We used dCas9 fused to KRAB to knockdown the enhancer region where candidate SNPs were located. The gRNAs targeting SNPs within the maximum 100 bp distance were designed using Benching online tools. Synthesized oligos were then cloned into pLV lentivirus vector containing dCas9-KRAB. For virus production, 8.5 × 105 HEK293T cells were plated in 6-well plate per well. The following day, plasmid encoding lentivirus was co-transfected with pMD2.G and pCMV-dR8.91 into the cells using Lipofectamine 3000 (Thermo Fisher, L3000015) according to the manufacturer’s instructions. ViralBoost Reagent (AlStem Cell Advancements, VB100) was added (1:500) when fresh media were added. Supernatant containing viral particles was collected 72 h after transfection and filtered. To knockdown, we plated 5 × 104 HACSMC cells in 6-well plate per well and cultured for 14 h and then added the virus supernatant to HCASMC for 12 h with 8 μg/mL polybrene. The cells were cultured for an additional 48 h for further experiments with medium change.

RNA isolation

RNA for all samples was extracted using the RNeasy mini kit (Qiagen 74106). HCASMC RNA (500 ng) were reverse transcribed using the high capacity RNA-to-cDNA Synthesis kit (Applied Biosystems 4387406).

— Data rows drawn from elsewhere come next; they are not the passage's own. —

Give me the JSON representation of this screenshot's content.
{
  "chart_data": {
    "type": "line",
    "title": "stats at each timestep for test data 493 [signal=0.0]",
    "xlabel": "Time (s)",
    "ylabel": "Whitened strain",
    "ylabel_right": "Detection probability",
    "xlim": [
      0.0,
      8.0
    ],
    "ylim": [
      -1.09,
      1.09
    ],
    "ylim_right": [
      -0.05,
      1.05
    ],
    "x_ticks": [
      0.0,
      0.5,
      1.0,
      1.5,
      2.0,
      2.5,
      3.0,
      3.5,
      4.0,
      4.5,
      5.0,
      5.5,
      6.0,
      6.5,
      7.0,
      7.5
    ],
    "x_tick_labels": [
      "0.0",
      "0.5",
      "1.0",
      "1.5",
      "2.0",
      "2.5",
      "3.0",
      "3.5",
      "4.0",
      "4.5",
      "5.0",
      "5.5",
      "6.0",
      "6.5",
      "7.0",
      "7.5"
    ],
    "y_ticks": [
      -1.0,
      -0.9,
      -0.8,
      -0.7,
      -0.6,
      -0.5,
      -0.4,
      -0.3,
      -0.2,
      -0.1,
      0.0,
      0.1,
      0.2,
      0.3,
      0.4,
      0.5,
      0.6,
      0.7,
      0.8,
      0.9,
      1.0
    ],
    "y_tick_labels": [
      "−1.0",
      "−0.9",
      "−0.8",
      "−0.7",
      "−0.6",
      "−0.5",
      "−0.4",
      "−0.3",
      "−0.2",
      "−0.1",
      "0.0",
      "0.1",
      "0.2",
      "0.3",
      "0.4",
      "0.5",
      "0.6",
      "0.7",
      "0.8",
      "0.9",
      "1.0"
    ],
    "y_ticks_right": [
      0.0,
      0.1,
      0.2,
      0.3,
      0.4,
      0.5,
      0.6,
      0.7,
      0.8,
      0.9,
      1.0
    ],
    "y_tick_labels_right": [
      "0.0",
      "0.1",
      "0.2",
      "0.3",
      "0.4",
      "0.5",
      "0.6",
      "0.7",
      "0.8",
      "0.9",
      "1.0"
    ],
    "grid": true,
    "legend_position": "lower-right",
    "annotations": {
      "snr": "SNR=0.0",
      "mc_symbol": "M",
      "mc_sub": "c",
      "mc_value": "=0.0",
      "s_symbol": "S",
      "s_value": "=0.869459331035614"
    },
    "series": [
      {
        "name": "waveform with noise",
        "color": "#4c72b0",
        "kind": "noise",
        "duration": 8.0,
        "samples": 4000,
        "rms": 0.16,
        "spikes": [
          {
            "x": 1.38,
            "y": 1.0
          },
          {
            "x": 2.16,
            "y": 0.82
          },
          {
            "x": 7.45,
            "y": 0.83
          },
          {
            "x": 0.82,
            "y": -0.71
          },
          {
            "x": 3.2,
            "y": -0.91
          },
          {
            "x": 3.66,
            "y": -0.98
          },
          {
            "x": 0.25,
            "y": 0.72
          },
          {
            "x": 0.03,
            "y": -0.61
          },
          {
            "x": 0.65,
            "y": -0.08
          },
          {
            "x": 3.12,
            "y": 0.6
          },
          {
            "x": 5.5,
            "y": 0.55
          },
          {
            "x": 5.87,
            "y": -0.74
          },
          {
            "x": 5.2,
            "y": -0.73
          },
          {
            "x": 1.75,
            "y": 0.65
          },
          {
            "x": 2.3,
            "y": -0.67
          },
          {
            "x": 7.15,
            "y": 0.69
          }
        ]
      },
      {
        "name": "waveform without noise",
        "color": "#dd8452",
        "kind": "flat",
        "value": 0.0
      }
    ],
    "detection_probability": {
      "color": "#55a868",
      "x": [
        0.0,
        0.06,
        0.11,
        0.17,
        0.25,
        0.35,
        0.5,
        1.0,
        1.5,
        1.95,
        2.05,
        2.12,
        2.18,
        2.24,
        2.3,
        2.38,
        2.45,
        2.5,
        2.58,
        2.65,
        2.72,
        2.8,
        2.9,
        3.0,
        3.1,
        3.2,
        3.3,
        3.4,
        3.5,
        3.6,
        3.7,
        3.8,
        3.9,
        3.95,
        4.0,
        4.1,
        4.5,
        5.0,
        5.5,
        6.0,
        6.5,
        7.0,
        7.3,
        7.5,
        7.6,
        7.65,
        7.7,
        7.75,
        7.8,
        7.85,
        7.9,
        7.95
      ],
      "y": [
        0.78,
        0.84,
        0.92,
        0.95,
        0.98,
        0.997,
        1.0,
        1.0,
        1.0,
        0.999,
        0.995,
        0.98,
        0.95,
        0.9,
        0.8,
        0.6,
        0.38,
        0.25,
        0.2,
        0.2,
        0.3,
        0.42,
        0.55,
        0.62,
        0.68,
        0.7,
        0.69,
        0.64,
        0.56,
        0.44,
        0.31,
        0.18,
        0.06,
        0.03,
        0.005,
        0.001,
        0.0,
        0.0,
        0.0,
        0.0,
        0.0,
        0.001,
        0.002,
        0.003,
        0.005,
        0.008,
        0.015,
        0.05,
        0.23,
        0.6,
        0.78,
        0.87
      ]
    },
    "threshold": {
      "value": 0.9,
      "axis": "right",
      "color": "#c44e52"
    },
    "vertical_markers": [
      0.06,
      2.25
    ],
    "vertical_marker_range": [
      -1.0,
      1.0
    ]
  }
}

Quantitative and genotyping PCR

The purified cDNA or dsDNA samples were assayed by quantitative PCR with ABI ViiA 7 and Power SYBR Green Master Mix (ABI 4368706) using custom designed primers (Additional file 6: Suppl Table 5). ChIP samples were normalized by input, ATAC transposed samples were normalized by genomic DNA which was extracted using Quick-DNA Microprep Kit (Zymo D3020), and 3C libraries were normalized by post-ligation whole-genome DNA without biotin purification. Heterozygous genotypes at the candidate loci were determined using TaqMan SNP genotyping qPCR assays (Thermo Fisher Scientific C___2110683_10, C___8714882_10, C___2042333_10, C__27515710_10, C__29302709_10, C__31103265_10, C___3202579_10). Assays were repeated at least three times. Data shown were average values ± SD of representative experiments. The FDR cutoff was 1%.

Statistical analysis

All experiments were performed by the investigators blinded to the treatments or conditions during the data collection and analysis, using at least two independent biological replicates and treatments/conditions in technical triplicate. R or GraphPad Prism was used for statistical analysis. For motifs and gene enrichment analyses, we used the cumulative binomial distribution test. For comparisons between two groups of equal sample size (and assuming equal variance), an unpaired two-tailed Student’s t test was performed or in cases of unequal sample sizes or variance a Welch’s unequal variances t test was performed. P values < 0.05 were considered statistically significant. For multiple comparison testing, one-way analysis of variance (ANOVA) accompanied by Tukey’s post hoc test was used as appropriate. The FDR cutoff was 5% as default unless otherwise indicated. All error bars represent standard error of the mean (SE). The number of asterisks for the P values in the graphs indicates the following: ****P < 0.0001, ***P < 0.001, **P < 0.01, and *P < 0.05.